Frühestens nach sechs Wochen darf mit einem gezielten Beckenbodentraining begonnen werden. Aber das sollte man unter einer professionellen Anleitung tun. Die typischen Kurse in der Gruppe sind für Frauen mit Symptomen nicht ausreichend. Viele Frauen müssen nämlich erst einmal lernen, ihren Beckenboden überhaupt wahrzunehmen. Erst dann kann er bewusst an- und wieder entspannt werden. 

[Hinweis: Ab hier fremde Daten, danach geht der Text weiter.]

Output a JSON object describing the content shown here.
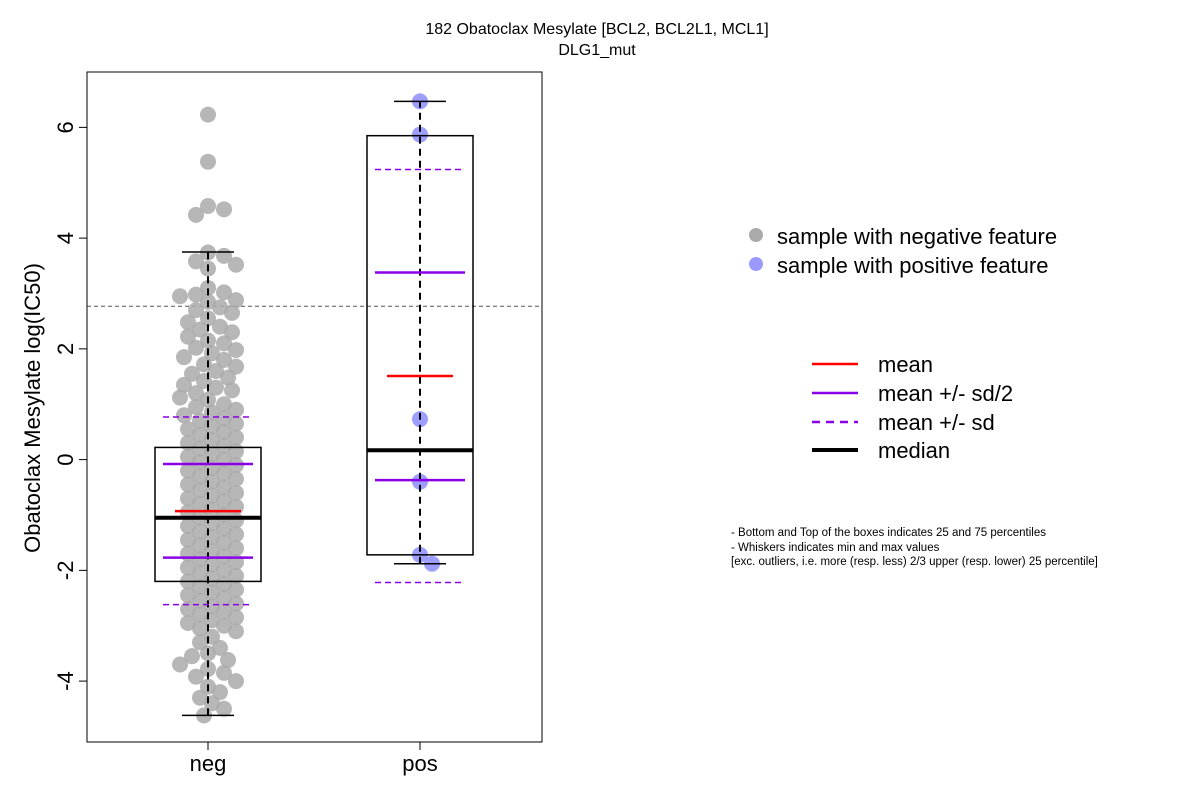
{
  "chart_data": {
    "type": "boxplot-beeswarm",
    "title": "182 Obatoclax Mesylate [BCL2, BCL2L1, MCL1]",
    "subtitle": "DLG1_mut",
    "ylabel": "Obatoclax Mesylate log(IC50)",
    "xlabel": "",
    "categories": [
      "neg",
      "pos"
    ],
    "ylim": [
      -5.1,
      7.0
    ],
    "yticks": [
      -4,
      -2,
      0,
      2,
      4,
      6
    ],
    "reference_line": 2.77,
    "groups": [
      {
        "name": "neg",
        "color": "#aaaaaa",
        "whisker_low": -4.62,
        "q1": -2.2,
        "median": -1.05,
        "q3": 0.22,
        "whisker_high": 3.75,
        "mean": -0.93,
        "mean_minus_half_sd": -1.77,
        "mean_plus_half_sd": -0.08,
        "mean_minus_sd": -2.62,
        "mean_plus_sd": 0.77,
        "points": [
          6.23,
          5.38,
          4.58,
          4.42,
          4.52,
          3.74,
          3.68,
          3.58,
          3.52,
          3.45,
          3.1,
          3.02,
          2.98,
          2.95,
          2.88,
          2.85,
          2.75,
          2.7,
          2.65,
          2.55,
          2.48,
          2.4,
          2.35,
          2.3,
          2.22,
          2.15,
          2.1,
          2.02,
          1.98,
          1.92,
          1.85,
          1.8,
          1.72,
          1.68,
          1.6,
          1.55,
          1.48,
          1.42,
          1.35,
          1.3,
          1.25,
          1.2,
          1.12,
          1.08,
          1.0,
          0.95,
          0.9,
          0.85,
          0.8,
          0.75,
          0.7,
          0.65,
          0.6,
          0.55,
          0.5,
          0.45,
          0.4,
          0.35,
          0.3,
          0.25,
          0.2,
          0.15,
          0.1,
          0.05,
          0.0,
          -0.05,
          -0.1,
          -0.15,
          -0.2,
          -0.25,
          -0.3,
          -0.35,
          -0.4,
          -0.45,
          -0.5,
          -0.55,
          -0.6,
          -0.65,
          -0.7,
          -0.75,
          -0.8,
          -0.85,
          -0.9,
          -0.95,
          -1.0,
          -1.05,
          -1.1,
          -1.15,
          -1.2,
          -1.25,
          -1.3,
          -1.35,
          -1.4,
          -1.45,
          -1.5,
          -1.55,
          -1.6,
          -1.65,
          -1.7,
          -1.75,
          -1.8,
          -1.85,
          -1.9,
          -1.95,
          -2.0,
          -2.05,
          -2.1,
          -2.15,
          -2.2,
          -2.25,
          -2.3,
          -2.35,
          -2.4,
          -2.45,
          -2.5,
          -2.55,
          -2.6,
          -2.65,
          -2.7,
          -2.75,
          -2.8,
          -2.85,
          -2.9,
          -2.95,
          -3.0,
          -3.05,
          -3.1,
          -3.2,
          -3.3,
          -3.4,
          -3.5,
          -3.55,
          -3.62,
          -3.7,
          -3.78,
          -3.85,
          -3.92,
          -4.0,
          -4.1,
          -4.2,
          -4.3,
          -4.4,
          -4.5,
          -4.62
        ]
      },
      {
        "name": "pos",
        "color": "#9999ff",
        "whisker_low": -1.88,
        "q1": -1.72,
        "median": 0.17,
        "q3": 5.85,
        "whisker_high": 6.47,
        "mean": 1.51,
        "mean_minus_half_sd": -0.37,
        "mean_plus_half_sd": 3.38,
        "mean_minus_sd": -2.22,
        "mean_plus_sd": 5.24,
        "points": [
          6.47,
          5.87,
          0.73,
          -0.4,
          -1.72,
          -1.88
        ]
      }
    ],
    "legend_points": [
      {
        "label": "sample with negative feature",
        "color": "#aaaaaa"
      },
      {
        "label": "sample with positive feature",
        "color": "#9999ff"
      }
    ],
    "legend_lines": [
      {
        "label": "mean",
        "color": "#ff0000",
        "style": "solid"
      },
      {
        "label": "mean +/- sd/2",
        "color": "#8a00e6",
        "style": "solid"
      },
      {
        "label": "mean +/- sd",
        "color": "#8a00e6",
        "style": "dashed"
      },
      {
        "label": "median",
        "color": "#000000",
        "style": "thick"
      }
    ],
    "notes": [
      "- Bottom and Top of the boxes indicates 25 and 75 percentiles",
      "- Whiskers indicates min and max values",
      "[exc. outliers, i.e. more (resp. less) 2/3 upper (resp. lower) 25 percentile]"
    ]
  }
}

Unter Anleitung können auch Scheidengewichte, Biofeedbackverfahren oder Stromimpulsgeräte unterstützend zur Anwendung kommen. Es gibt es auch spezielle Pessare aus Silikon, die nach der Entbindung in die Scheide eingesetzt werden. Handhabung und Gebrauch sind für Frauen ganz leicht erlernbar. Diese Pessare entlasten und stabilisieren den Beckenboden und schienen die überdehnten Bandstrukturen, fast wie ein Sport-BH für den Beckenboden. So kann der Beckenboden regenerieren und danach gezielt trainiert werden.

Medikamente oder gar operative Eingriffe, wie sie in fortgeschrittenen Fällen durchaus infrage kommen, sind in der Wochenbettphase nur extrem selten erforderlich.